The Company into an agreement with a related party to purchase, set up and install digital signage screens. For the year ended September 30, 2018 and 2019, the total amount capitalized was $0 and $7,000, respectively .

 

F-10

 

 

9.INCOME TAXES

 

The Company files corporate income tax returns in the United States (federal) and New York. The Company is subject to federal, state and local income tax examinations by tax authorities through inception.

 

As of September 30, 2018 and 2019, the Company had federal net operating loss carry forwards of approximately $7,000 and $362,000, respectively, that may be offset against future taxable income at up to 80% of the taxable income each year. The net operating loss carryforwards do not expire.
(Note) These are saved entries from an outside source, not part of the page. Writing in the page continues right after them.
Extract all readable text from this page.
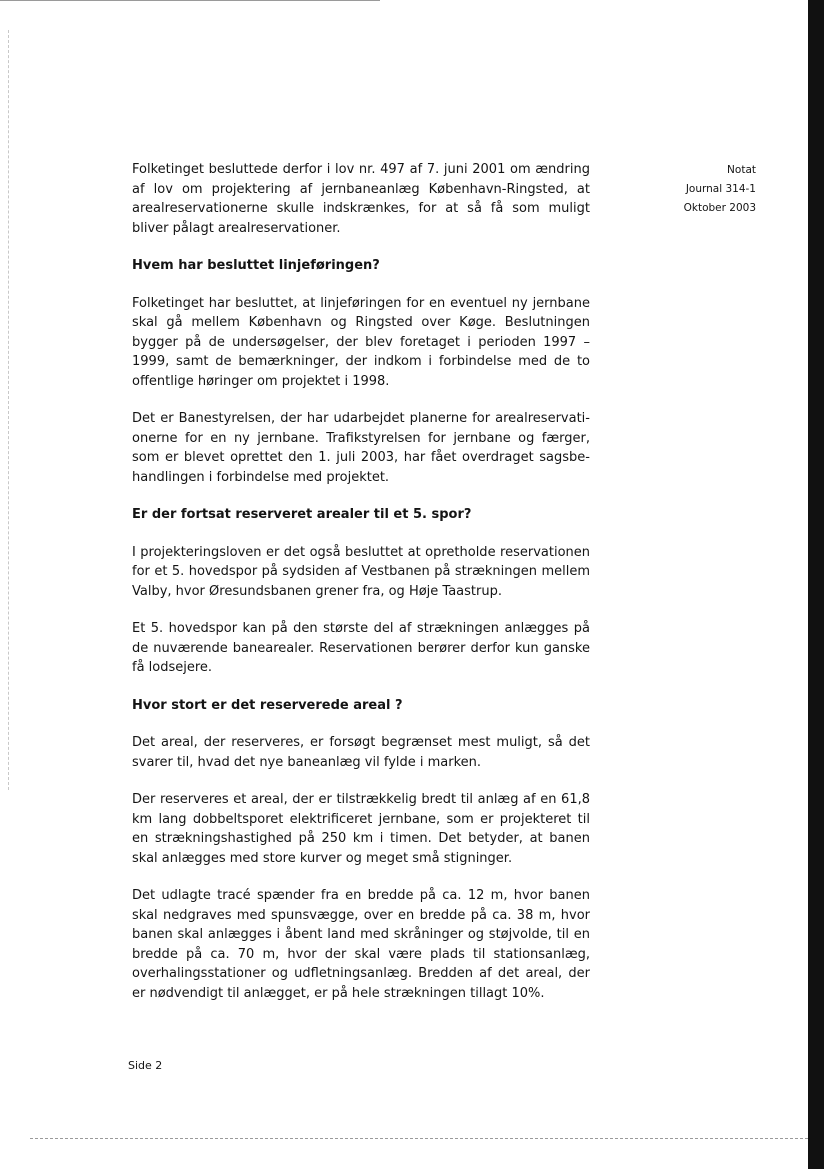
Notat
Journal 314-1
Oktober 2003

Folketinget besluttede derfor i lov nr. 497 af 7. juni 2001 om ændring af lov om projektering af jernbaneanlæg København-Ringsted, at arealreservationerne skulle indskrænkes, for at så få som muligt bliver pålagt arealreservationer.

Hvem har besluttet linjeføringen?

Folketinget har besluttet, at linjeføringen for en eventuel ny jernbane skal gå mellem København og Ringsted over Køge. Beslutningen bygger på de undersøgelser, der blev foretaget i perioden 1997 – 1999, samt de bemærkninger, der indkom i forbindelse med de to offentlige høringer om projektet i 1998.

Det er Banestyrelsen, der har udarbejdet planerne for arealreservationerne for en ny jernbane. Trafikstyrelsen for jernbane og færger, som er blevet oprettet den 1. juli 2003, har fået overdraget sagsbehandlingen i forbindelse med projektet.

Er der fortsat reserveret arealer til et 5. spor?

I projekteringsloven er det også besluttet at opretholde reservationen for et 5. hovedspor på sydsiden af Vestbanen på strækningen mellem Valby, hvor Øresundsbanen grener fra, og Høje Taastrup.

Et 5. hovedspor kan på den største del af strækningen anlægges på de nuværende banearealer. Reservationen berører derfor kun ganske få lodsejere.

Hvor stort er det reserverede areal ?

Det areal, der reserveres, er forsøgt begrænset mest muligt, så det svarer til, hvad det nye baneanlæg vil fylde i marken.

Der reserveres et areal, der er tilstrækkelig bredt til anlæg af en 61,8 km lang dobbeltsporet elektrificeret jernbane, som er projekteret til en strækningshastighed på 250 km i timen. Det betyder, at banen skal anlægges med store kurver og meget små stigninger.

Det udlagte tracé spænder fra en bredde på ca. 12 m, hvor banen skal nedgraves med spunsvægge, over en bredde på ca. 38 m, hvor banen skal anlægges i åbent land med skråninger og støjvolde, til en bredde på ca. 70 m, hvor der skal være plads til stationsanlæg, overhalingsstationer og udfletningsanlæg. Bredden af det areal, der er nødvendigt til anlægget, er på hele strækningen tillagt 10%.

Side 2
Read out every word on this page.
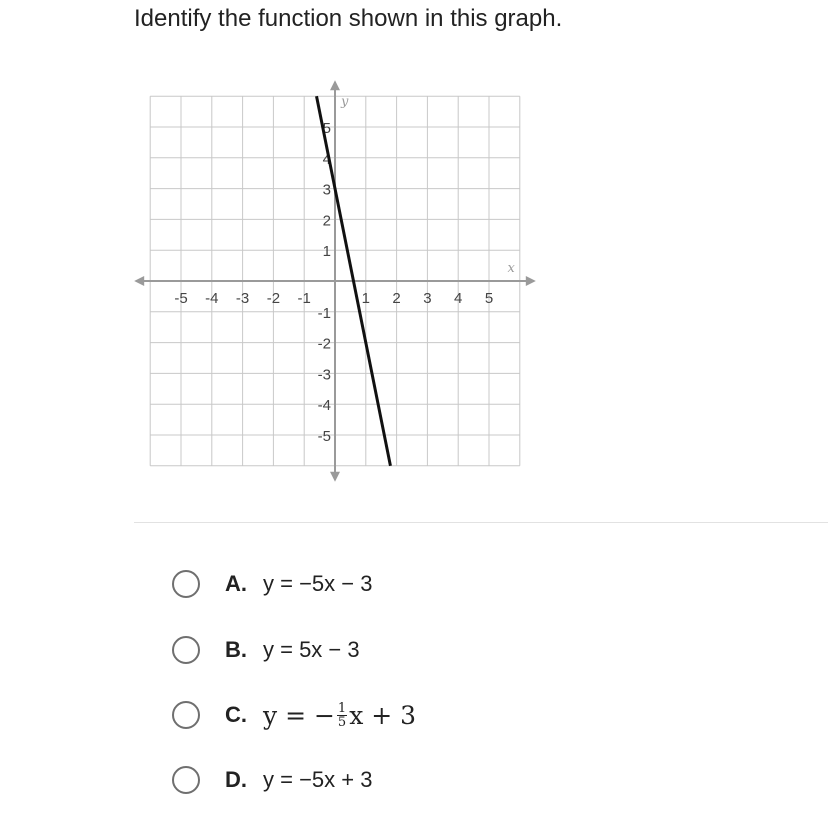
Identify the function shown in this graph.
-5 -4 -3 -2 -1	1 2 3 4 5
5
4
3
2
1
-1
-2
-3
-4
-5
x
y
A. y = −5x − 3
B. y = 5x − 3
C. y = − $\frac{1}{5}$ x + 3
D. y = −5x + 3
The Company also had net operating loss carryforwards for the state of New York of approximately $7,000 and $147,000 as of September 30, 2018 and 2019, respectively, of which approximately $7,000 will begin to expire in 2038.

 

There was no provision for, or benefit from, income tax during the years ended September 30, 2018 and 2019. The tax effects of temporary differences which give rise to deferred tax assets (liabilities) are summarized as follows:

 

   For the Year Ended
September 30,
   For the Period Ended
September 30,
 
   2018   2019 
Net operating loss carry forwards  $1,980   $84,226 
Fixed Assets   -    (45,141)
Total Deferred tax assets   1,980    39,085 
Valuation allowance   (1,980)   (39,085)
Net deferred tax asset  $-   $- 

 

In assessing the realization of deferred tax assets, management considers whether it is more likely than not that some portion or all of the deferred tax assets will be realized. The ultimate realization of deferred tax assets is dependent upon the generation of future taxable income during the periods in which those temporary differences become deductible. Deferred tax assets consist primarily of the tax effect of NOL carry-forwards. The Company has provided a full valuation allowance on the deferred tax assets because of the uncertainty regarding its realizability.

 

All tax years remain open to examination for federal income tax purposes and by other major taxing jurisdictions to which the Company is subject.

 

Reconciliation of the statutory federal income tax to the Company's effective tax:

 

   For the year ended
   For the year ended
 
   September 30,
   September 30,
 
   2018   2019 
   %   % 
Statutory federal tax rate   21.00%   21.00%
State taxes, net of federal benefit   5.61%   5.61%
Valuation allowance   -26.61%   -26.61%
           
Provision for income taxes   0.00%   0.00%

 

10.SUBSEQUENT EVENTS

 

In December 2019, the Company formed a separate entity for Inface Digital Media. The Company will consolidate the new entity into its financial statements.

 

As part of their legal retainer agreement, the Company will issue their attorney 15,000 shares of common stock at par value.